Eastern Iowa will mark Memorial Day on Monday, May 25, with ceremonies, parades and flag placements that answer the holiday’s central question plainly: it is a day for honoring the nation’s dead military service members. In Cedar Rapids, Cedar Memorial will hold a tribute ceremony at 11 a.m. featuring patriotic music and a keynote address. Elsewhere, the day will bring a 10 a.m. Waterloo parade, a noon Dubuque County Memorial Day Parade and observances across the region.
One of the earliest efforts begins before the holiday. Honoring Our Veterans is looking for volunteers to place 8,000 American flags on the graves of veterans buried at Cedar Memorial on Saturday, May 23. Volunteers are asked to gather at 8 a.m. at the Family Center and Library, and the work is expected to take two to four hours. The flags will be removed at 8 a.m. on Tuesday, May 26.
The Cedar Memorial tribute is only one piece of a packed holiday schedule. The Metro Veterans Council will host a program inside the Veterans Memorial Building beginning at 10:30 a.m., with an opening prayer, live patriotic music, presentation of the Colors, a guest speaker, a volley salute and more. The Johnson County Military Affairs Association and the American Legion Post 17 and Auxiliary have also planned a series of ceremonies for the day.
On the other side of the state, the Iowa Department of Veterans Affairs will hold a ceremony at the Iowa Veteran’s Cemetery starting at 8 a.m. on Monday, with Col. Eric Soults as keynote speaker. Volunteers will set out flags there on May 22 at 9 a.m., weather permitting. The same agency will host another ceremony at Iowa Veterans Home at 10:30 a.m., where Lt. Col. Jodi Marti will speak. Both ceremonies will be broadcast statewide on the IDVA Facebook Page and later made available on the IDVA YouTube Channel.
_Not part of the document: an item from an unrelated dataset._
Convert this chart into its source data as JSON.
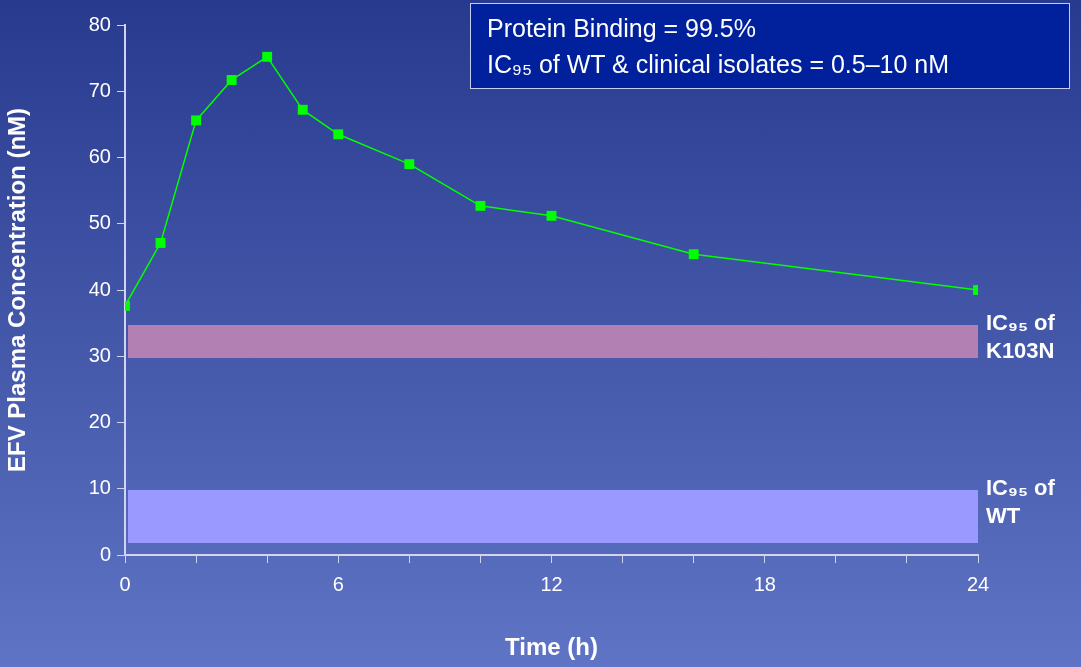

For families looking for something more informal, the Iowa Gold Star Military Museum at Camp Dodge will offer a free military-style breakfast and live entertainment from 5 a.m. to noon. In Coralville, the American Legion will conduct Memorial Day services at two locations. In Waterloo, the parade will begin at 10 a.m. at the Waterloo Veterans Memorial. In Dubuque, the parade will start at noon, running from Greyhound Park Drive to Admiral Sheehy Drive before a ceremony at the Veterans Memorial Plaza.
The holiday’s meaning is built into the schedule itself. Ceremonies, flag placements, museum access and broadcasts all point to the same act of remembrance, but the clearest answer comes from the people preparing the flags before sunrise and gathering again in the morning to hear the names, prayers and salutes. Memorial Day is for honoring those who died in military service, and eastern Iowa will spend Monday doing exactly that.